To answer the question in the headline: maybe.

Rutgers hasn’t produced a first-rounder in the MLB Draft since Todd Frazier went 34th overall to the Cincinnati Reds back in 2007, and have only had two other alumni reach the big leagues since; Patrick Kivlehan and Brian O’Grady both saw time in The Show as outfielders.

Ryan Lasko, another outfielder, is looking to join them. Ranked in the top 100 of all 2023 MLB Draft eligible prospects by multiple publications, the New Jersey native stayed close to home with the Scarlet Knights. He skyrocketed up draft charts with a big sophomore season in which he hit .349 with 16 home runs and 51 RBI, producing a 1.075 OPS along the way.

The six-foot, 190-pound junior was the main attraction for about a half-dozen MLB scouts in attendance in Piscataway Friday afor their Big Ten opener against Michigan State.
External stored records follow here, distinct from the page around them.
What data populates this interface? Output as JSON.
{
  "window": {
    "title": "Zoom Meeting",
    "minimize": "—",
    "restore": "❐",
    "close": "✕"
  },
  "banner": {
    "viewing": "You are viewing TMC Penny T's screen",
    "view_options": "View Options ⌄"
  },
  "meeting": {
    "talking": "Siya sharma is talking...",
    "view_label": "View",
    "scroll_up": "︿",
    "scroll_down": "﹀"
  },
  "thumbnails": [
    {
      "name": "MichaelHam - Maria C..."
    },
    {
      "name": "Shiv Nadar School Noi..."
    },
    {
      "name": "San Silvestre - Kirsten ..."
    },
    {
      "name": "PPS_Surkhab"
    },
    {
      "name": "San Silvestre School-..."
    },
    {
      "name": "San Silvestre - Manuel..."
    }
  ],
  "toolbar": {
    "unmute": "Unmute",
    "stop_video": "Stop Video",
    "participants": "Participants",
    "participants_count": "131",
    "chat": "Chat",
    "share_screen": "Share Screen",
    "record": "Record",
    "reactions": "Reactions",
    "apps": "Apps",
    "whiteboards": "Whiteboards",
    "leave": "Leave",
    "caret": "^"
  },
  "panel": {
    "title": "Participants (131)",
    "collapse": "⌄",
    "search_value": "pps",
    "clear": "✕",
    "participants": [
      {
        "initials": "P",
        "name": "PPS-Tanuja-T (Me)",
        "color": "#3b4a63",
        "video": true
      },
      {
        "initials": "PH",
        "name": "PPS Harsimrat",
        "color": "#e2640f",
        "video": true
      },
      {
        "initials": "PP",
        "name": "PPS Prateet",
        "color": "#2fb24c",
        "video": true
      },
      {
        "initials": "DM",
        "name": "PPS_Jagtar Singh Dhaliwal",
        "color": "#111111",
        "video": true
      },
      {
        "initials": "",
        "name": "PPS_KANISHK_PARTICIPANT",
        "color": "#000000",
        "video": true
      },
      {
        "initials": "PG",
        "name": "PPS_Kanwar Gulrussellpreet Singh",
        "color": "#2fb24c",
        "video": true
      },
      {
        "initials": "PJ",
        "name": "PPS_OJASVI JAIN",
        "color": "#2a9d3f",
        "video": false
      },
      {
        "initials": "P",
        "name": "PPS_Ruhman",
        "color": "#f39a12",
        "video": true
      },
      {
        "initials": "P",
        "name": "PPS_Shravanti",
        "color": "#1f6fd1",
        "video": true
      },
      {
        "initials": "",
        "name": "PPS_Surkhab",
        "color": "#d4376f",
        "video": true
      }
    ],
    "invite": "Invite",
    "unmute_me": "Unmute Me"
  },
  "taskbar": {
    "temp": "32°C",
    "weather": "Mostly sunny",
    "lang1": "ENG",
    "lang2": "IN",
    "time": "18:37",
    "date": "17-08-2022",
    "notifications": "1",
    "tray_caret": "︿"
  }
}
Lasko delivered two hits (both seen above) and did little to hurt his stock, showing the athleticism and instincts that have many excited for his future.

The 2022 All-Big Ten First Team selection has some projectability left in his frame with the potential to add, albeit slightly, to his frame and showed solid range running back for a ball on his lone defensive chance of the contest. The general belief is Lasko likely will move to a corner spot down the road as he fills out physically.

Lasko stayed on brand with quality, smart at-bats, and his instincts on the basepaths really stood out; he legged out a hustle double on a routine hit to left field, and was thinking two on a similar hit later in the game.

With no standout tool — although he does have average pop — Lasko may be surpassed on draft boards by players with ‘helium’ throughout the spring and summer, but should be a Day-2 pick in the 2023 MLB Draft, albeit one that goes relatively early for a team looking for a college outfielder.

Lasko wasn’t the only player scouts had their eyes on, however.

Drew Conover both dazzled and disappointed as Rutgers’ Friday starter; he touched 96 MPH on the radar gun one year after being drafted by the Detroit Tigers but electing to transfer from Seton Hall for his junior year, but also issued six walks and hit one batter in a very mixed-bag, four-inning outing.

Lauded for his slider, Conover struggled with command throughout the duration of his start, perhaps flustered by a very inconsistent strike zone behind the plate. The projectable 6-foot-5, 185-pound righty was impressive when he was on his game, but also validated other reports that he’s likely a reliever at the next level, unable to maintain consistency as his outing went along. He came out sitting at 93-94 mph, touched 95 several times, and hit 96 once.

Lastly, Michigan State’s Mitch Jebb came into the game with some significant Draft buzz, and provides one of the more unique profiles you’ll see. Described by many outlets as having a “Japanese-type slap-hitter approach” at the plate, that showed to be true on Friday, as seen above with his unique load and stance. P
rojected as a potential second-round pick, Jebb didn’t show the pop that surprises many given his setup, but the left-handed hitter was robbed of a line drive hit on his pull side by a diving stab and did make an excellent defensive play at shortstop in the late innings to help preserve the win for the Spartans.

A very consistent hitter — he has a .321 career mark — Jebb also stole 20 bases last season, showing off a very under-appreciated above-average run tool that will help him as he continues to round out his game at the next level.

He’ll have value as an on-base machine, but will need to continue to develop some of the power he showed as a sophomore; he hit six homers in 262 plate appearances last year, but is without one in his first 84 this season.